Tragedi Parangtritis: Upaya Penyelamatan Berujung Hilangnya Seorang Wisatawan Akibat Arus Rip Current
Tragedi Parangtritis: Upaya Penyelamatan Berujung Hilangnya Seorang Wisatawan Akibat Arus Rip Current
Pantai Parangtritis, Yogyakarta, kembali menelan korban. Seorang wisatawan asal Semarang, Andreas Julian Pranata Putra (18), dilaporkan hilang terseret arus rip current saat berusaha menyelamatkan temannya yang tergulung ombak. Insiden tragis ini terjadi pada Jumat (4/4/2025), sekitar pukul 10.00 WIB, dan menambah daftar panjang peringatan akan bahaya rip current di pantai selatan Jawa.
Menurut keterangan Kasi Humas Polres Bantul, AKP I Nengah Jeffry, peristiwa bermula ketika Andreas bersama sepuluh rekannya bermain di sekitar area pantai yang dikenal dengan arus rip current-nya yang kuat. Tanpa disadari, mereka terlalu dekat dengan zona berbahaya tersebut. Tiba-tiba, ombak besar menghantam salah seorang teman Andreas, Abdul Ansori Erare (19) warga Sorong, Papua, dan menyeretnya ke tengah laut.
Melihat Abdul kesulitan, Andreas bersama Alloisius Juniar Jati Harjanto (22), juga warga Semarang, berinisiatif memberikan pertolongan. Namun, nahas, upaya heroik tersebut justru berbalik menjadi petaka. Andreas dan Alloisius ikut tergulung ombak dan tenggelam.
Tim Satlinmas Rescue Istimewa wilayah III Parangtritis bersama Ditpolairud Polda DIY bergerak cepat melakukan penyelamatan. Abdul dan Alloisius berhasil ditarik ke tepi pantai dalam keadaan selamat. Sayangnya, Andreas hingga saat ini masih belum ditemukan dan dinyatakan hilang.
"Korban pertama dan kedua (Abdul dan Juniar) dapat diselamatkan, sementara korban ketiga (Andreas) masih dalam proses pencarian," jelas AKP Jeffry.
Jerry menambahkan bahwa tim SAR gabungan telah dikerahkan untuk melakukan pencarian intensif di sekitar lokasi kejadian. Upaya pencarian melibatkan penyisiran darat dan laut, dengan harapan Andreas dapat segera ditemukan. Peristiwa ini menjadi pengingat keras bagi para wisatawan untuk selalu berhati-hati dan mematuhi rambu-rambu keselamatan yang ada di sekitar pantai, terutama yang berkaitan dengan zona rip current.
Apa itu Rip Current?
Rip current, atau arus pecah, adalah arus kuat yang bergerak menjauhi pantai. Arus ini terbentuk akibat pertemuan ombak yang pecah di dekat pantai, menciptakan aliran air yang terkonsentrasi dan mengalir kembali ke laut. Rip current sangat berbahaya karena dapat menyeret perenang ke tengah laut dengan cepat.

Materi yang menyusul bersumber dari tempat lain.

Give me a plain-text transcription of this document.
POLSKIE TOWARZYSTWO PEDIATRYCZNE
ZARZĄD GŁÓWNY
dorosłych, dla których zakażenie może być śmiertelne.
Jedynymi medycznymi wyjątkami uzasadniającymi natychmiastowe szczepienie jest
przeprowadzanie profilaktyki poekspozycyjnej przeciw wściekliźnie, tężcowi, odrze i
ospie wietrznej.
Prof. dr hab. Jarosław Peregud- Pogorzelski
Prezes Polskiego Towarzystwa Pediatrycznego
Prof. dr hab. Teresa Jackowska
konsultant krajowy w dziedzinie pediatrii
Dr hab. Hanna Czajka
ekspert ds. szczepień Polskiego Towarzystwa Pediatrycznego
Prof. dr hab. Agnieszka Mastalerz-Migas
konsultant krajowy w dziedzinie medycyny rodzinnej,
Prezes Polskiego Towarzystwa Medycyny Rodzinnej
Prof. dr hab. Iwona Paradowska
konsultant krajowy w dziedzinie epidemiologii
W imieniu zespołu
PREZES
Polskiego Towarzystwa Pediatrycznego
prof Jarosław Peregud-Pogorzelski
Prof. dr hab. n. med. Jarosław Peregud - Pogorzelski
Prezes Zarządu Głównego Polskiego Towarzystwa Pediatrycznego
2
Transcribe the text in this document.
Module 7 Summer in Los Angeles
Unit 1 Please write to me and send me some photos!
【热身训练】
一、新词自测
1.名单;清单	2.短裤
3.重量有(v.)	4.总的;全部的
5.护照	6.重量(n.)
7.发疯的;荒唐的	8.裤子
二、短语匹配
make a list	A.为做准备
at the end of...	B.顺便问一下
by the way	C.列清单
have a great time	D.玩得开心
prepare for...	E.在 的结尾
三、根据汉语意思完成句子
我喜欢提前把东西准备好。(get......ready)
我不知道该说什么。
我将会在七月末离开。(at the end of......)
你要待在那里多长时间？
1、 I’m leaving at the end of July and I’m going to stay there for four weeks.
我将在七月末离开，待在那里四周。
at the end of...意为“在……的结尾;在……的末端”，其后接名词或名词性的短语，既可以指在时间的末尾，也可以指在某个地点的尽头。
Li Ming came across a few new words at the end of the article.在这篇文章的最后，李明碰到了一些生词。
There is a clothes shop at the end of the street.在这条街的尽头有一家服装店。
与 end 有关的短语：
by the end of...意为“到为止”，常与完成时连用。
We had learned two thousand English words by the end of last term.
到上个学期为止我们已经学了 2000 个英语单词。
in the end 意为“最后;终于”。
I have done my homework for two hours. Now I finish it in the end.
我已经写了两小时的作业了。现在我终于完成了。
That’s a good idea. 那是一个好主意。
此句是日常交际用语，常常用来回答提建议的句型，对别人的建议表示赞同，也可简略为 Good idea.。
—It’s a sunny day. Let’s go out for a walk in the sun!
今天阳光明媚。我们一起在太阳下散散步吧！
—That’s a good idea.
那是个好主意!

Tips Keselamatan di Pantai dengan Rip Current:
- Kenali ciri-ciri rip current: Air yang tampak lebih tenang dari sekitarnya, area air yang berwarna lebih gelap, atau adanya buih dan sampah yang bergerak menjauhi pantai.
- Jangan panik jika terperangkap rip current: Jangan mencoba berenang melawan arus. Berenanglah sejajar dengan pantai hingga keluar dari area rip current, kemudian berenang kembali ke pantai.
- Minta bantuan: Lambaikan tangan atau berteriak untuk meminta pertolongan.
- Selalu berenang di area yang diawasi penjaga pantai.
- Perhatikan rambu-rambu peringatan yang ada di pantai.
Tragedi di Parangtritis ini menjadi pelajaran berharga bagi kita semua untuk selalu mengutamakan keselamatan saat berwisata di pantai. Kehati-hatian dan kesadaran akan bahaya rip current dapat menyelamatkan nyawa.